Lembro que na faculdade eu tive que fazer o resumo de um de seus livros, “Semiótica, Informação e Comunicação”. Na ocasião, eu escrevi que Teixeira Coelho era um pouco confuso em suas definições. Ora dizendo uma coisa, ora outra. A professora ficou enfurecida. Mas eu sobrevivi e tenho a mesma opinião sobre este seu romance.

A narrativa, em terceira pessoa, transita pelos pensamentos de Buel. A exemplo do autor, que até pouco tempo foi curador do Masp, está envolvido com a arte. Tanto que suas reflexões estão sempre relacionadas a alguma exposição ou pintura. Começamos a acompanhá-lo quando chega a São Paulo em um dia bem atípico para nossos padrões tropicais. Estava nevando muito. A avenida Paulista estava toda branca. O curioso é que os paulistanos não encaravam isso com espanto. Apenas Buel parecia enxergar a anormalidade. Ele voltou para encontrar seu anjo, a Valéria. Enquanto está no hotel esperando o tal encontro, ele relembra várias passagens da vida. Sempre no inverno, e sempre com uma nevasca fora do comum, seja em Paris, Londres, Berlim, Munique ou outra cidade que morou ou visitou. Valéria aparece sempre como uma sombra. Ela não tem muitos diálogos e não sabemos o que pensa ou quem é exatamente. Aliás, todos os outros personagens são insignificantes diante do individualismo de Buel e seus devaneios em torno do significado de relacionamento, da arte e da sua própria felicidade.

Alguns excertos são bem interessantes, porém, o conjunto é monótono. Por vezes parecido com o estilo do cineasta centenário Manoel de Oliveira. Até consigo ver a adaptação para as telas. A leitura vale pelas referências. Pode agradar aos que se entusiasmam com a prosa poética. Frases curtas. Muita metáfora e digressões. Sabe quando utilizamos a escrita para tentar amenizar a dor? Quando rabiscamos palavras que somente para nós serão compreensíveis? Que somente para nós remeterão ao momento que queremos tirar do coração e deixar somente no papel? Pois é com esse sentimento que fiquei ao ler a vida de Buel. Contudo, concordo muito quando ele diz: “a neve torna tudo próximo, aconchegante. Nunca mudaria de opinião sobre a neve. Aconchegante." Valeu por esfriar um pouco o verão mais quente que já vivi.

Trechos

"Buel jamais conseguira dormir bem numa noite de verão, menos ainda ter um sonho numa noite de verão - sonho que, por ser sonhado numa noite de verão, supostamente é um sonho bom. Numa noite de inverno, sim, conseguia dormir bem. Mas, sempre diziam assim, sonho de uma noite de verão, como se fosse uma coisa boa."
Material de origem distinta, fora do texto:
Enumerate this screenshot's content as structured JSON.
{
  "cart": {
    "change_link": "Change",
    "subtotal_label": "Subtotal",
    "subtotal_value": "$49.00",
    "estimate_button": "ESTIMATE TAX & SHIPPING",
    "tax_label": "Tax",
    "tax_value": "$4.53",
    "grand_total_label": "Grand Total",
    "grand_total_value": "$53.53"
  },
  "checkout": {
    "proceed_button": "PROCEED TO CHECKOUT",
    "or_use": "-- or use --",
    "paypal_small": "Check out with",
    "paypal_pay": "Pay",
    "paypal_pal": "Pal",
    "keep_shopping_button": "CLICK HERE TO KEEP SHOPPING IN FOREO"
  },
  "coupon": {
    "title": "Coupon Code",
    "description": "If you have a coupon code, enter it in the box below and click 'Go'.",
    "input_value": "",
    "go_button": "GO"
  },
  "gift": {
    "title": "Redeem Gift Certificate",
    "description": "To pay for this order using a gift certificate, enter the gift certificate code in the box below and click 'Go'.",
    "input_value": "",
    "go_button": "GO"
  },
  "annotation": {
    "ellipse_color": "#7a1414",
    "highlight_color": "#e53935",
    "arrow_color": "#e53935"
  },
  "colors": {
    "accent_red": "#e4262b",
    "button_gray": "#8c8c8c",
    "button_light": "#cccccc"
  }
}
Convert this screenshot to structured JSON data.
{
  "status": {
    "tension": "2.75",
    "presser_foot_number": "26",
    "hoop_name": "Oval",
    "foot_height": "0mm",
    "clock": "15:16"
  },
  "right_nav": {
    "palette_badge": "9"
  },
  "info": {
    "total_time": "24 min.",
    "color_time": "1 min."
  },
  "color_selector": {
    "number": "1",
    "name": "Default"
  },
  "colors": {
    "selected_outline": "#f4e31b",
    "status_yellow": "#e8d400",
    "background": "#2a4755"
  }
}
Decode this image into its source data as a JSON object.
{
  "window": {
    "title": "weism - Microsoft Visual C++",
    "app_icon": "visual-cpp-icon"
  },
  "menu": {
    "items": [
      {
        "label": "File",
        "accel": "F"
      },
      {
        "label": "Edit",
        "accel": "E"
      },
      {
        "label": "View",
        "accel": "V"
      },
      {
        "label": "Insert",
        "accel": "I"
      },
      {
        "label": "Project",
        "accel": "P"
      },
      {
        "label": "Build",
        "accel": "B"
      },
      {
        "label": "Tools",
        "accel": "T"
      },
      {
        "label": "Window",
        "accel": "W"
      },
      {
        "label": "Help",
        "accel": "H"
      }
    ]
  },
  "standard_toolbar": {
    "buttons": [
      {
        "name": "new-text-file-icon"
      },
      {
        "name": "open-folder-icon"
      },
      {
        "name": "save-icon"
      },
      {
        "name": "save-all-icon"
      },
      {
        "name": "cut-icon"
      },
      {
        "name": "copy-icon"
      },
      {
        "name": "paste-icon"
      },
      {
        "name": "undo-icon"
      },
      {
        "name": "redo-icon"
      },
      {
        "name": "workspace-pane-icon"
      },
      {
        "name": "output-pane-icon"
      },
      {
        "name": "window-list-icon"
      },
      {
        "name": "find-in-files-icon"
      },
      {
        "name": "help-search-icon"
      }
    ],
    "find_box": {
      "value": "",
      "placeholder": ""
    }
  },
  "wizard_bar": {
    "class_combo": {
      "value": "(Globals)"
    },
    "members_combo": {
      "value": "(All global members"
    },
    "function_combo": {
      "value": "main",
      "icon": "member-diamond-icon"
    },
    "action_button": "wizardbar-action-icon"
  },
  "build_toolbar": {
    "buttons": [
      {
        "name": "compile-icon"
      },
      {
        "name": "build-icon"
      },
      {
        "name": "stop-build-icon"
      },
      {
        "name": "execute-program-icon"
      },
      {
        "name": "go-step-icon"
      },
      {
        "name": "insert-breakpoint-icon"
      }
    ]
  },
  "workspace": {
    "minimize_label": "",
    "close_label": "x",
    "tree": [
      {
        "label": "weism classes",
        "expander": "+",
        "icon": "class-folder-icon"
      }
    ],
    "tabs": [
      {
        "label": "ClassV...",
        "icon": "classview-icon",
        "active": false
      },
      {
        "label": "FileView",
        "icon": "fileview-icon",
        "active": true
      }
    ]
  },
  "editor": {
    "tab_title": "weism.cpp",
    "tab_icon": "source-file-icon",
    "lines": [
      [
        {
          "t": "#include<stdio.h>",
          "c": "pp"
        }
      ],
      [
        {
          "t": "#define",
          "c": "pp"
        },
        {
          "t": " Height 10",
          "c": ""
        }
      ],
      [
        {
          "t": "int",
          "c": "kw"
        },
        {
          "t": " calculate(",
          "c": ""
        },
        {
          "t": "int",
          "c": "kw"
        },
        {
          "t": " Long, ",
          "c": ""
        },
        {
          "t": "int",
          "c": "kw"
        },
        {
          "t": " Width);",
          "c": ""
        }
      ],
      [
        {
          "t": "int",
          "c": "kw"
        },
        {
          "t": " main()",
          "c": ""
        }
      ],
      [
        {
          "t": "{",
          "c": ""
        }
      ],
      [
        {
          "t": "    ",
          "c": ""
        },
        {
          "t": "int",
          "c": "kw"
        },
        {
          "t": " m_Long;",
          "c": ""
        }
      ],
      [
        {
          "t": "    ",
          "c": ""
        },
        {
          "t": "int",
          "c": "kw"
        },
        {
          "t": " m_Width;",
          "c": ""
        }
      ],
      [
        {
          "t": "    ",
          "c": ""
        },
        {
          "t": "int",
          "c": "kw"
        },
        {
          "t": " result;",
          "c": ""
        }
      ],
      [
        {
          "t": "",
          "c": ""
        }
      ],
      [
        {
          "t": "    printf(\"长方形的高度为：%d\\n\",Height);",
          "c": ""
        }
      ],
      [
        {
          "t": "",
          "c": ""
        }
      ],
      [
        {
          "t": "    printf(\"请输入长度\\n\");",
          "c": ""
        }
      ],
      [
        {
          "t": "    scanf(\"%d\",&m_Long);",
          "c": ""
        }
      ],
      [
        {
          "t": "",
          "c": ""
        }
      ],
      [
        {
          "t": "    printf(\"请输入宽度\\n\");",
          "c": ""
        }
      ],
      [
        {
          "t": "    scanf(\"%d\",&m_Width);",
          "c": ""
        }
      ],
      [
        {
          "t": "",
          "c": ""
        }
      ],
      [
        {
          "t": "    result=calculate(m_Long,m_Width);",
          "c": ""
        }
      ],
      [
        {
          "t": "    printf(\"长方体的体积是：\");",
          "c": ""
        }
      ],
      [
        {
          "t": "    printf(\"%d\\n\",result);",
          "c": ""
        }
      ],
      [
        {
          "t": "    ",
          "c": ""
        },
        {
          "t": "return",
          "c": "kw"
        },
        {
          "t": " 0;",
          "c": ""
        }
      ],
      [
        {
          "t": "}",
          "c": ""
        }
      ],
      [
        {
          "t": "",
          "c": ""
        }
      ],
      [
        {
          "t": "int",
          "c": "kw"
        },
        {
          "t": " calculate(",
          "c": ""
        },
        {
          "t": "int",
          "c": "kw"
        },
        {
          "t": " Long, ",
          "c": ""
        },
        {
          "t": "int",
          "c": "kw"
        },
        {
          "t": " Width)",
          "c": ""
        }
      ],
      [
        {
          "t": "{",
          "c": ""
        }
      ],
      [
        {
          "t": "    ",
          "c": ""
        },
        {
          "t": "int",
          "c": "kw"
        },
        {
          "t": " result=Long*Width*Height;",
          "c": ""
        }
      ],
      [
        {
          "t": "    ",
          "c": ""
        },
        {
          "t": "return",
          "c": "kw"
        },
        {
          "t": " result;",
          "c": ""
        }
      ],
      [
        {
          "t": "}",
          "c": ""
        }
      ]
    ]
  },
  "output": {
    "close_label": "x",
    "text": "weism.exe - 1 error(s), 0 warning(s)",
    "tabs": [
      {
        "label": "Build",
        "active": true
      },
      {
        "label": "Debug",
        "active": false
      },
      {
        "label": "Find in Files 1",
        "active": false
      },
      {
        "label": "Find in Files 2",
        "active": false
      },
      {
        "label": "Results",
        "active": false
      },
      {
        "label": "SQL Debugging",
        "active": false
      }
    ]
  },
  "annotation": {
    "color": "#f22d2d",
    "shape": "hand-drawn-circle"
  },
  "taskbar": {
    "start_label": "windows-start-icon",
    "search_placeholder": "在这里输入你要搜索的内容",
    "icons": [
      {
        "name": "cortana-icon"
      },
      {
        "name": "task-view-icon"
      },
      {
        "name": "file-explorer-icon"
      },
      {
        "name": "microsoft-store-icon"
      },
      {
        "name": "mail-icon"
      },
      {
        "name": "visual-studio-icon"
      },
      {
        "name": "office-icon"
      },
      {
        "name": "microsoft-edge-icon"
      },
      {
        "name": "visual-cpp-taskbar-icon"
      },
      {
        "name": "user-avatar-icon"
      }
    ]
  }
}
"Valéria disse então, naquela sala, que gostaria de vê-lo sempre feliz, ela disse, a boa alma. O que Valéria poderia entender por felicidade? Talvez uma casa e duas pessoas morando dentro. Talvez tomar conta dele. Buel não queria que tomassem conta dele. Alone together, como diz o título da composição de Dexter Gordon. Alone together, Buel estava alone together naquele momento. Perfeito.

"Buel estava farto dos que pensavam no bem do povo e dos que defendiam os benefícios para o povo e em nome do povo. Lá como aqui." 

"Entre o cinza do céu e o cinza dos prédios da Avenida Paulista praticamente não havia diferença de tonalidade, e o céu baixo eliminava ainda mais toda a diferença ao abolir qualquer sensação de profundidade espacial. Parado na calçada, em meio à neblina, Buel não tinha horizontes. Lembrou-se de um artista dizendo que a arte é como uma neblina que desce sobre as pessoas e as envolve densamente, de modo que o significado que a obra possa ter é irrelevante e se materializará um dia, muito depois, se for o caso."